What I want you to understand about ME/CFS for May 12th International Awareness day

The average person is lucky enough to believe that if something goes wrong with their health there are people out there who will care for them and try to make them better. Until we know otherwise that faith makes the world a safer place for us. But what happens when you get an illness that is only partially understood and then only by the medics and scientists who have a particular interest, often because of personal experience? In the case of ME/CFS not only are you faced with the devastating loss of life as you know it due to exhaustion, pain and an inability to think or concentrate, but you are often also faced with betrayal and disbelief.

No professional likes to feel impotent, so if you don’t fit with that profession’s area of knowledge it can be comforting for them to fit you into a box that passes their responsibility on to somebody else. This is what has happened with the physical illness ME/CFS. As science is slowly discovering, it’s a ridiculously complex illness affecting many of the bodies systems. Any scientist will tell you that the more variables involved in something, the more difficult it is to identify patterns. Most studies into ME/CFS started by looking for straight forward cause and effect, so of course, the patterns weren’t perceived, or when they were, they weren’t replicated with reliability. So it was easy for the professionals that were supposed to be taking care of us to say this isn’t a medical problem it must be in your head!

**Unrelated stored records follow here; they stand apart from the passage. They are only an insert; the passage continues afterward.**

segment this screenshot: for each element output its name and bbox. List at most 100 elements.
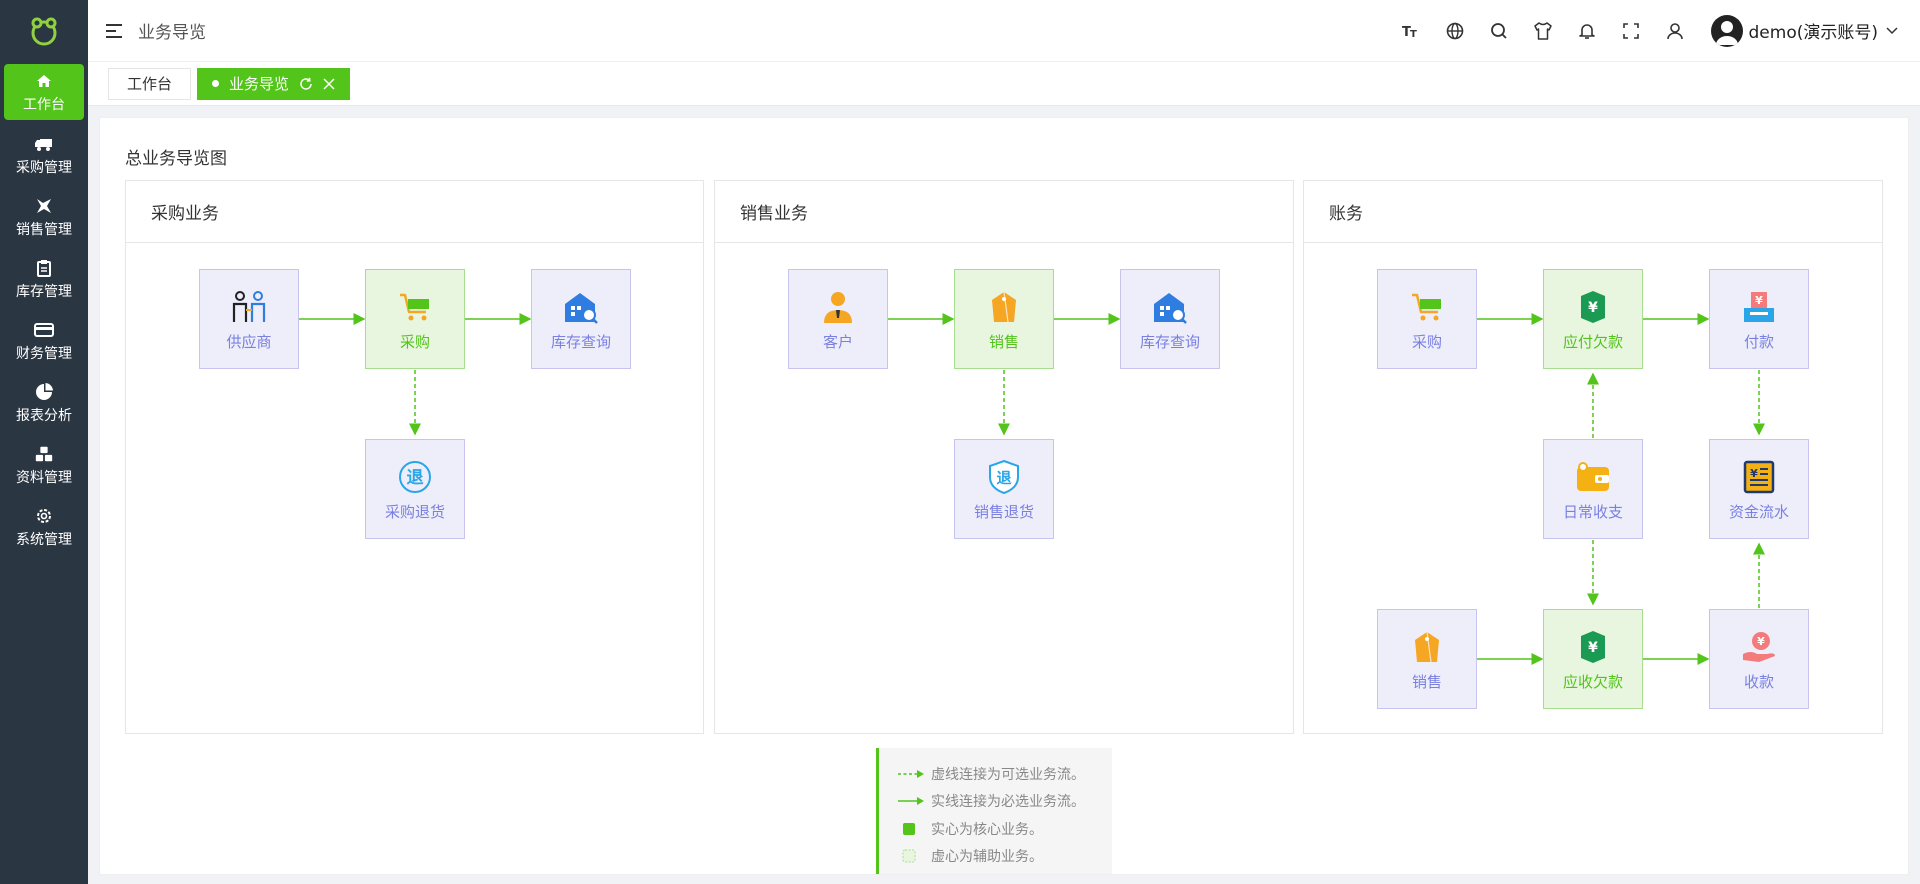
receive-icon: ¥ [1739,627,1779,667]
customer-icon [818,287,858,327]
sidebar-item-system[interactable]: 系统管理 [0,496,88,558]
panel-sales: 销售业务 客户 销售 库存查询 退 销售退货 [714,180,1294,734]
receivable-icon: ¥ [1573,627,1613,667]
user-name: demo(演示账号) [1748,23,1878,43]
sidebar-item-label: 采购管理 [16,159,72,176]
sidebar-item-sales[interactable]: 销售管理 [0,186,88,248]
home-icon [34,71,54,91]
legend-item: 虚线连接为可选业务流。 [897,760,1112,788]
card-icon [34,320,54,340]
sidebar-item-inventory[interactable]: 库存管理 [0,248,88,310]
node-daily-income-expense[interactable]: 日常收支 [1543,439,1643,539]
sidebar-item-label: 报表分析 [16,407,72,424]
warehouse-search-icon [1150,287,1190,327]
legend: 虚线连接为可选业务流。 实线连接为必选业务流。 实心为核心业务。 虚心为辅助业务… [876,748,1112,874]
sidebar-item-reports[interactable]: 报表分析 [0,372,88,434]
node-purchase[interactable]: 采购 [1377,269,1477,369]
panel-accounts: 账务 采购 ¥ 应付欠款 ¥ 付款 日常收支 ¥ 资金流水 销售 ¥ 应收欠款 … [1303,180,1883,734]
user-icon[interactable] [1653,16,1697,46]
node-label: 资金流水 [1728,502,1789,521]
svg-text:¥: ¥ [1588,640,1598,656]
dashed-arrow-icon [897,769,931,779]
node-customer[interactable]: 客户 [788,269,888,369]
legend-item: 实线连接为必选业务流。 [897,788,1112,816]
pay-icon: ¥ [1739,287,1779,327]
node-sales[interactable]: 销售 [1377,609,1477,709]
frog-logo[interactable] [0,0,88,62]
clipboard-icon [34,258,54,278]
tab-label: 工作台 [127,75,173,93]
pie-icon [34,382,54,402]
close-icon[interactable] [323,77,335,90]
node-receivable[interactable]: ¥ 应收欠款 [1543,609,1643,709]
legend-text: 实心为核心业务。 [931,821,1043,838]
sidebar-item-label: 系统管理 [16,531,72,548]
fullscreen-icon[interactable] [1609,16,1653,46]
language-icon[interactable] [1433,16,1477,46]
node-label: 采购 [1411,332,1442,351]
node-supplier[interactable]: 供应商 [199,269,299,369]
node-label: 库存查询 [550,332,611,351]
node-sales[interactable]: 销售 [954,269,1054,369]
panel-title: 销售业务 [715,181,1293,243]
tag-icon [984,287,1024,327]
bell-icon[interactable] [1565,16,1609,46]
solid-square-icon [897,822,931,836]
svg-text:¥: ¥ [1757,635,1765,648]
active-dot-icon [212,80,220,87]
legend-item: 虚心为辅助业务。 [897,843,1112,871]
sidebar-item-purchase[interactable]: 采购管理 [0,124,88,186]
theme-icon[interactable] [1521,16,1565,46]
chevron-down-icon [1886,26,1898,35]
sales-icon [34,196,54,216]
node-inventory-query[interactable]: 库存查询 [531,269,631,369]
node-payable[interactable]: ¥ 应付欠款 [1543,269,1643,369]
node-label: 应付欠款 [1562,332,1623,351]
sidebar-item-label: 销售管理 [16,221,72,238]
search-icon[interactable] [1477,16,1521,46]
node-label: 供应商 [226,332,272,351]
supplier-icon [229,287,269,327]
node-payment[interactable]: ¥ 付款 [1709,269,1809,369]
warehouse-search-icon [561,287,601,327]
sidebar-item-label: 工作台 [23,96,65,113]
node-label: 日常收支 [1562,502,1623,521]
truck-icon [34,134,54,154]
panel-purchase: 采购业务 供应商 采购 库存查询 退 采购退货 [125,180,704,734]
sidebar-item-data[interactable]: 资料管理 [0,434,88,496]
node-label: 销售 [988,332,1019,351]
tab-bar: 工作台 业务导览 [88,62,1920,106]
node-sales-return[interactable]: 退 销售退货 [954,439,1054,539]
user-menu[interactable]: demo(演示账号) [1710,14,1898,47]
page-title: 业务导览 [138,23,206,43]
cubes-icon [34,444,54,464]
menu-toggle-icon[interactable] [106,23,122,38]
node-inventory-query[interactable]: 库存查询 [1120,269,1220,369]
node-receipt[interactable]: ¥ 收款 [1709,609,1809,709]
sidebar-item-label: 库存管理 [16,283,72,300]
legend-text: 实线连接为必选业务流。 [931,794,1085,811]
tab-business-guide[interactable]: 业务导览 [197,67,351,100]
node-fund-flow[interactable]: ¥ 资金流水 [1709,439,1809,539]
node-purchase[interactable]: 采购 [365,269,465,369]
node-label: 库存查询 [1139,332,1200,351]
return-icon: 退 [395,457,435,497]
svg-text:¥: ¥ [1588,300,1598,316]
tab-workbench[interactable]: 工作台 [108,67,192,100]
tab-label: 业务导览 [229,75,290,93]
refresh-icon[interactable] [299,77,313,91]
shield-return-icon: 退 [984,457,1024,497]
sidebar-item-finance[interactable]: 财务管理 [0,310,88,372]
wallet-icon [1573,457,1613,497]
font-size-icon[interactable]: TT [1389,16,1433,46]
sidebar-item-workbench[interactable]: 工作台 [4,64,84,120]
legend-text: 虚线连接为可选业务流。 [931,766,1085,783]
panel-title: 采购业务 [126,181,703,243]
node-purchase-return[interactable]: 退 采购退货 [365,439,465,539]
gear-icon [34,506,54,526]
sidebar-item-label: 财务管理 [16,345,72,362]
cart-icon [1407,287,1447,327]
ledger-icon: ¥ [1739,457,1779,497]
solid-arrow-icon [897,796,931,806]
node-label: 销售 [1411,672,1442,691]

Just imagine that you had a broken leg, but everyone around you refused to recognise it. Everyone except perhaps (if you were lucky) your nearest and dearest told you that you were imagining it. There was nothing that they could do for you; you should just try walking on it a little bit more every day whilst seeing a psychologist to help you stop imagining things. Wouldn’t you feel powerless? Betrayed? Beyond frustrated? And all this on top of having to deal with the pain of the leg and the loss of all the things that used to make life worthwhile that you can’t do with a broken leg. And there’s little hope that anybody is going to help you fix your leg, little hope that you’ll ever be able to return to your normal life.

This is what hundreds of thousands of people in the UK have had to deal with (an estimated 17 million worldwide).

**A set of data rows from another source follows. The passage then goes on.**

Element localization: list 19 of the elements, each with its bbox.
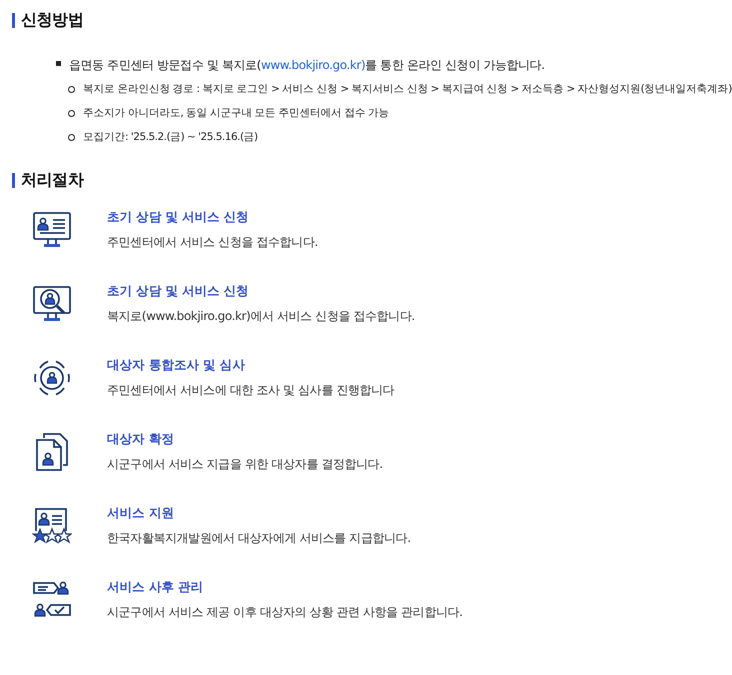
step-description: 시군구에서 서비스 지급을 위한 대상자를 결정합니다. <box>107 456 383 473</box>
step-title: 서비스 사후 관리 <box>107 579 204 596</box>
step-title: 대상자 확정 <box>107 431 175 448</box>
section-heading: 신청방법 <box>12 10 720 31</box>
step-description: 주민센터에서 서비스에 대한 조사 및 심사를 진행합니다 <box>107 382 394 399</box>
step-title: 대상자 통합조사 및 심사 <box>107 357 246 374</box>
step-title: 초기 상담 및 서비스 신청 <box>107 209 250 226</box>
website-link[interactable]: www.bokjiro.go.kr) <box>260 58 366 72</box>
section-heading: 처리절차 <box>12 170 720 191</box>
step-description: 한국자활복지개발원에서 대상자에게 서비스를 지급합니다. <box>107 530 411 547</box>
sub-bullet-text: 복지로 온라인신청 경로 : 복지로 로그인 > 서비스 신청 > 복지서비스 신청 > 복지급여 신청 > 저소득층 > 자산형성지원(청년내일저축계좌) <box>83 82 732 96</box>
step-title: 서비스 지원 <box>107 505 175 522</box>
bullet-text: 읍면동 주민센터 방문접수 및 복지로(www.bokjiro.go.kr)를 통한 온라인 신청이 가능합니다. <box>69 57 545 74</box>
step-description: 복지로(www.bokjiro.go.kr)에서 서비스 신청을 접수합니다. <box>107 308 415 325</box>
step-description: 시군구에서 서비스 제공 이후 대상자의 상황 관련 사항을 관리합니다. <box>107 604 463 621</box>
sub-bullet-text: 모집기간: '25.5.2.(금) ~ '25.5.16.(금) <box>83 130 258 144</box>
step-title: 초기 상담 및 서비스 신청 <box>107 283 250 300</box>
step-description: 주민센터에서 서비스 신청을 접수합니다. <box>107 234 318 251</box>
sub-bullet-text: 주소지가 아니더라도, 동일 시군구내 모든 주민센터에서 접수 가능 <box>83 106 390 120</box>
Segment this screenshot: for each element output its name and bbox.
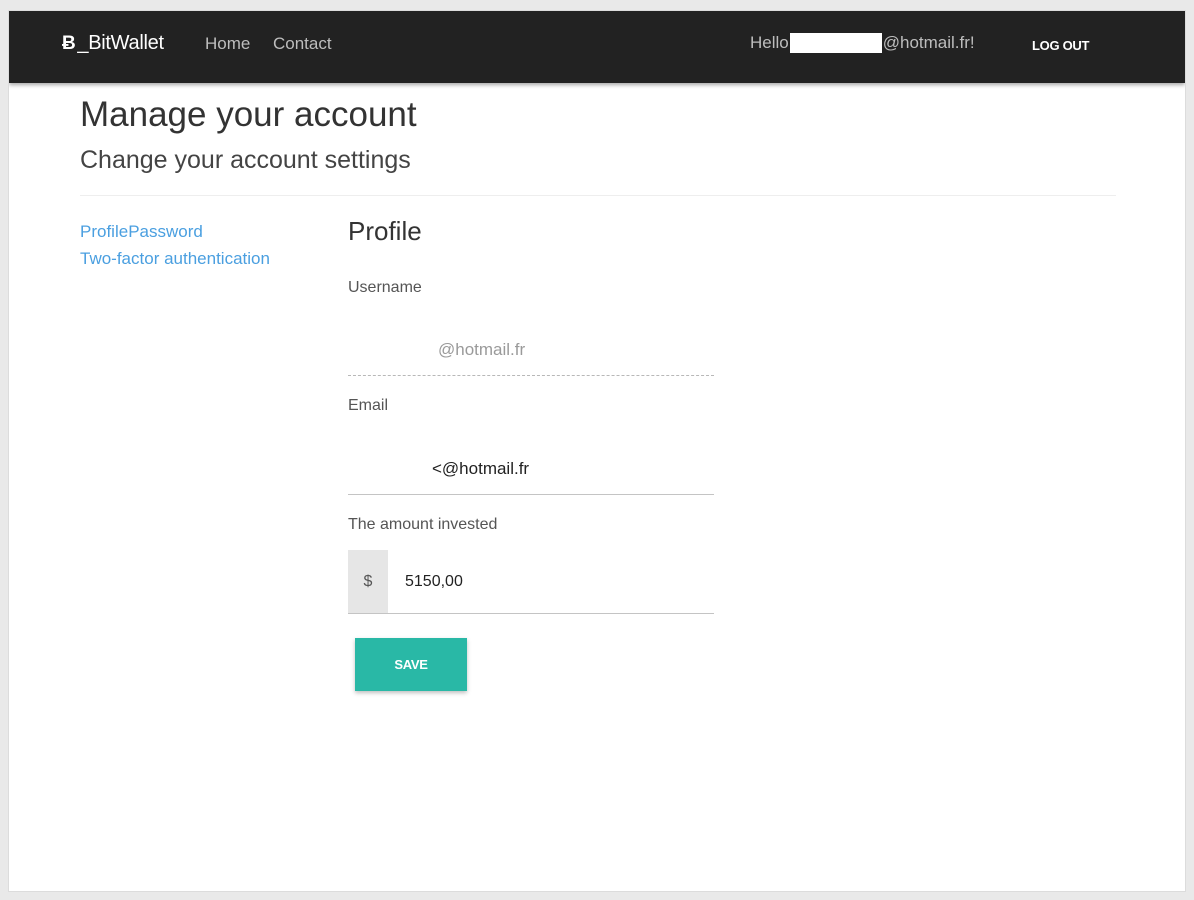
side-nav-row: Two-factor authentication xyxy=(80,245,270,272)
bitcoin-icon: Ƀ xyxy=(62,33,76,54)
page-subtitle: Change your account settings xyxy=(80,146,411,174)
brand-label: _BitWallet xyxy=(77,32,164,54)
logout-button[interactable]: LOG OUT xyxy=(1032,38,1089,53)
header-divider xyxy=(80,195,1116,196)
amount-label: The amount invested xyxy=(348,516,498,533)
browser-viewport: Ƀ _BitWallet Home Contact Hello @hotmail… xyxy=(8,10,1186,892)
user-greeting[interactable]: Hello @hotmail.fr! xyxy=(750,33,975,53)
profile-heading: Profile xyxy=(348,216,422,246)
page-title: Manage your account xyxy=(80,95,417,134)
top-navbar: Ƀ _BitWallet Home Contact Hello @hotmail… xyxy=(9,11,1185,83)
greeting-prefix: Hello xyxy=(750,33,789,52)
nav-contact-link[interactable]: Contact xyxy=(273,34,332,54)
email-field[interactable] xyxy=(348,443,714,495)
nav-home-link[interactable]: Home xyxy=(205,34,250,54)
side-nav-two-factor[interactable]: Two-factor authentication xyxy=(80,249,270,268)
amount-input-group: $ xyxy=(348,550,714,614)
username-field[interactable] xyxy=(348,324,714,376)
side-nav-password[interactable]: Password xyxy=(128,222,203,241)
account-side-nav: ProfilePassword Two-factor authenticatio… xyxy=(80,218,270,272)
email-label: Email xyxy=(348,397,389,414)
currency-addon: $ xyxy=(348,550,388,613)
redacted-username xyxy=(789,33,882,53)
amount-field[interactable] xyxy=(388,550,714,613)
side-nav-row: ProfilePassword xyxy=(80,218,270,245)
username-label: Username xyxy=(348,279,422,296)
save-button[interactable]: SAVE xyxy=(355,638,467,691)
side-nav-profile[interactable]: Profile xyxy=(80,222,128,241)
greeting-suffix: @hotmail.fr! xyxy=(882,33,975,52)
brand-link[interactable]: Ƀ _BitWallet xyxy=(62,32,164,55)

Coming to terms with an illness that has a devastating effect on your ability to live your live is hard even when you are believed, respected and cared for. There is an emotional and psychological impact to loss and psychological help can help you deal with things better, manage the illness better and can lead to a better quality of life. Psychologists jumped on these successes with ME/CFS even though they were in no way providing a cure. The fact that people could get a little better with psychological help lead to the assumption that this illness resulted from maladaptive thoughts and behaviours in response to a previous infection or trauma that was no longer exerting a physical effect.

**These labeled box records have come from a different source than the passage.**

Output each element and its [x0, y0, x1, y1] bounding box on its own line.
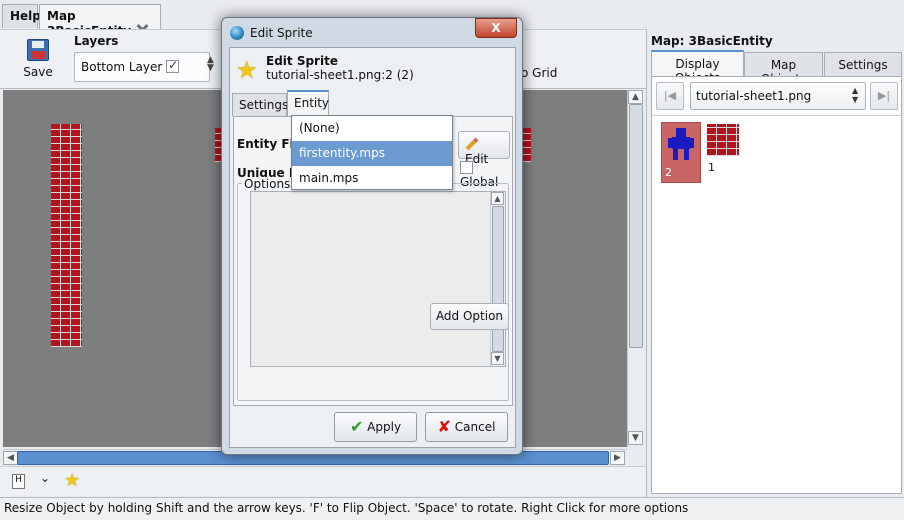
- select-spin-icon: ▲ ▼: [852, 86, 859, 104]
- scroll-up-icon[interactable]: ▲: [491, 192, 504, 205]
- sheet-select-value: tutorial-sheet1.png: [696, 89, 812, 103]
- dropdown-item-label: (None): [299, 121, 340, 135]
- dropdown-item-main[interactable]: main.mps: [292, 166, 452, 191]
- brick-tile-column[interactable]: [51, 124, 82, 347]
- options-scrollbar[interactable]: ▲ ▼: [490, 192, 505, 366]
- scroll-down-icon[interactable]: ▼: [491, 352, 504, 365]
- brick-tile-icon: [707, 124, 739, 156]
- options-label: Options: [242, 177, 293, 191]
- scroll-thumb[interactable]: [492, 206, 504, 352]
- scroll-thumb[interactable]: [629, 104, 643, 348]
- add-option-label: Add Option: [435, 309, 504, 323]
- entity-file-dropdown[interactable]: (None) firstentity.mps main.mps: [291, 115, 453, 190]
- layers-group-label: Layers: [74, 34, 119, 48]
- pencil-icon: [465, 137, 479, 151]
- tab-entity-label: Entity: [294, 96, 330, 110]
- object-tile-1[interactable]: 1: [707, 124, 739, 174]
- object-tile-label: 1: [708, 161, 715, 174]
- layer-name: Bottom Layer: [81, 60, 163, 74]
- canvas-bottom-bar: H ⌄ ★: [0, 466, 646, 496]
- add-option-button[interactable]: Add Option: [430, 303, 509, 330]
- tab-settings[interactable]: Settings: [824, 52, 902, 76]
- tab-settings-label: Settings: [239, 98, 289, 112]
- star-icon[interactable]: ★: [64, 470, 80, 491]
- layers-group: Layers Bottom Layer: [74, 34, 210, 82]
- apply-button[interactable]: ✔ Apply: [334, 412, 417, 442]
- global-checkbox[interactable]: [460, 161, 473, 174]
- previous-sheet-icon[interactable]: |◀: [656, 82, 684, 110]
- layer-spin-icon[interactable]: ▲ ▼: [207, 56, 214, 73]
- save-label: Save: [23, 65, 53, 79]
- cancel-icon: ✘: [437, 417, 451, 436]
- dialog-window-title: Edit Sprite: [250, 26, 313, 40]
- layer-row-bottom[interactable]: Bottom Layer: [74, 52, 210, 82]
- dialog-heading: Edit Sprite: [266, 54, 338, 68]
- object-tile-label: 2: [665, 166, 672, 179]
- dialog-titlebar[interactable]: Edit Sprite X: [222, 18, 522, 47]
- divider: [652, 115, 901, 116]
- star-icon: ★: [236, 56, 258, 84]
- entity-sprite-icon: [668, 128, 694, 160]
- tab-help-label: Help: [10, 9, 41, 23]
- floppy-disk-icon: [27, 39, 49, 61]
- scroll-up-icon[interactable]: ▲: [628, 90, 643, 104]
- layer-options-icon[interactable]: H: [12, 474, 25, 489]
- snap-to-grid-label[interactable]: o Grid: [521, 66, 557, 80]
- cancel-button[interactable]: ✘ Cancel: [425, 412, 508, 442]
- edit-button[interactable]: Edit: [458, 131, 510, 166]
- status-text: Resize Object by holding Shift and the a…: [4, 501, 689, 515]
- object-tile-2[interactable]: 2: [661, 122, 701, 183]
- display-objects-pane: |◀ tutorial-sheet1.png ▲ ▼ ▶| 2 1: [651, 76, 902, 494]
- brick-tile-partial[interactable]: [523, 128, 531, 162]
- canvas-vertical-scrollbar[interactable]: ▲ ▼: [627, 90, 644, 447]
- dialog-body: ★ Edit Sprite tutorial-sheet1.png:2 (2) …: [229, 47, 516, 448]
- dialog-subheading: tutorial-sheet1.png:2 (2): [266, 68, 414, 82]
- edit-sprite-dialog: Edit Sprite X ★ Edit Sprite tutorial-she…: [221, 17, 523, 455]
- apply-label: Apply: [367, 420, 402, 434]
- dialog-close-button[interactable]: X: [475, 18, 517, 38]
- scroll-left-icon[interactable]: ◀: [3, 451, 18, 465]
- sheet-select[interactable]: tutorial-sheet1.png ▲ ▼: [690, 82, 866, 110]
- tab-map-objects[interactable]: Map Objects: [744, 52, 823, 86]
- dropdown-item-label: firstentity.mps: [299, 146, 385, 160]
- globe-icon: [230, 26, 244, 40]
- tab-settings[interactable]: Settings: [232, 93, 289, 116]
- save-button[interactable]: Save: [20, 39, 56, 79]
- next-sheet-icon[interactable]: ▶|: [870, 82, 898, 110]
- tab-settings-label: Settings: [838, 58, 888, 72]
- checkmark-icon: ✔: [349, 417, 364, 436]
- scroll-right-icon[interactable]: ▶: [610, 451, 625, 465]
- tab-entity[interactable]: Entity: [287, 90, 329, 117]
- chevron-down-icon[interactable]: ⌄: [40, 471, 50, 485]
- dropdown-item-firstentity[interactable]: firstentity.mps: [292, 141, 452, 166]
- dropdown-item-label: main.mps: [299, 171, 359, 185]
- tab-help[interactable]: Help: [2, 4, 41, 28]
- right-panel: Map: 3BasicEntity Display Objects Map Ob…: [646, 29, 904, 497]
- dropdown-item-none[interactable]: (None): [292, 116, 452, 141]
- tab-map-3basicentity[interactable]: Map 3BasicEntity: [39, 4, 161, 38]
- options-list-box[interactable]: ▲ ▼: [250, 191, 506, 367]
- status-bar: Resize Object by holding Shift and the a…: [0, 497, 904, 520]
- right-panel-title: Map: 3BasicEntity: [651, 34, 773, 48]
- layer-visible-checkbox[interactable]: [166, 58, 180, 73]
- tab-display-objects[interactable]: Display Objects: [651, 50, 744, 85]
- scroll-down-icon[interactable]: ▼: [628, 431, 643, 445]
- cancel-label: Cancel: [454, 420, 496, 434]
- close-icon: X: [491, 21, 501, 35]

The biggest publically funded study in the history of British ME/CFS research aimed to prove this point and did so by moving the goal posts, manipulating data and then when questioned, refusing to publish the raw data for independent conclusions to be drawn. It may be hard to believe, but their twisted conclusions were accepted by the mainstream medical profession (I guess psychologists understand human behaviour well enough to know how to convince?).

So now a person with ME/CFS who recognises the need to deal better with their loss and find a way to come to terms with the rest of their life being difficulty different, might seek the help of a psychologist only to be overtly bullied into believing that they are not ill at all.

A young woman who is receiving helpful support in dealing with her illness is all of a sudden accused of being anorexic, accused of lying about the fact that she throws up her food(when she doesn’t) because her psychologists does not believe that she has an illness that prevents her from absorbing the nutrition from her food.

Even worse a young woman is removed from her family and locked away in an institution. Her family who love her and believe hers are refused visitation because the psychologists are convinced that the young person needs to recognise the psychological nature of her condition.

As a psychology graduate, counsellor and holistic life coach, I believe in psychology. I believe in its ability to help people to adapt to illness. I also believe in the mind body connection and that our mind has a power to help us to heal. But a psychology that is based on the assumption that no physical illness exists when it most clearly does, is not only unhelpful, it is an abuse! This abuse is what many people with a devastating illness are having to regularly deal with.

What I want everyone to understand about ME/CFSThe biggest thing that you can do to help somebody with ME/CFS is believe them. We are not only worthy of belief and respect but a great deal of admiration. We face these challenges on a daily basis; we try to overcome them despite the lack of support that is taken for granted by anyone with a well-recognised illness. We support each other, campaign for more medical research and experiment with every kind of potential help that we can possibly afford. We learn how to look after ourselves and manage our energy levels; we try difficult diets, mindfulness, meditation. We learn how to deal with loss, and find new ways of being happy despite limited energy and ability. And we do all this with a fraction of the physical resources of a healthy person. We are pretty amazing on the whole!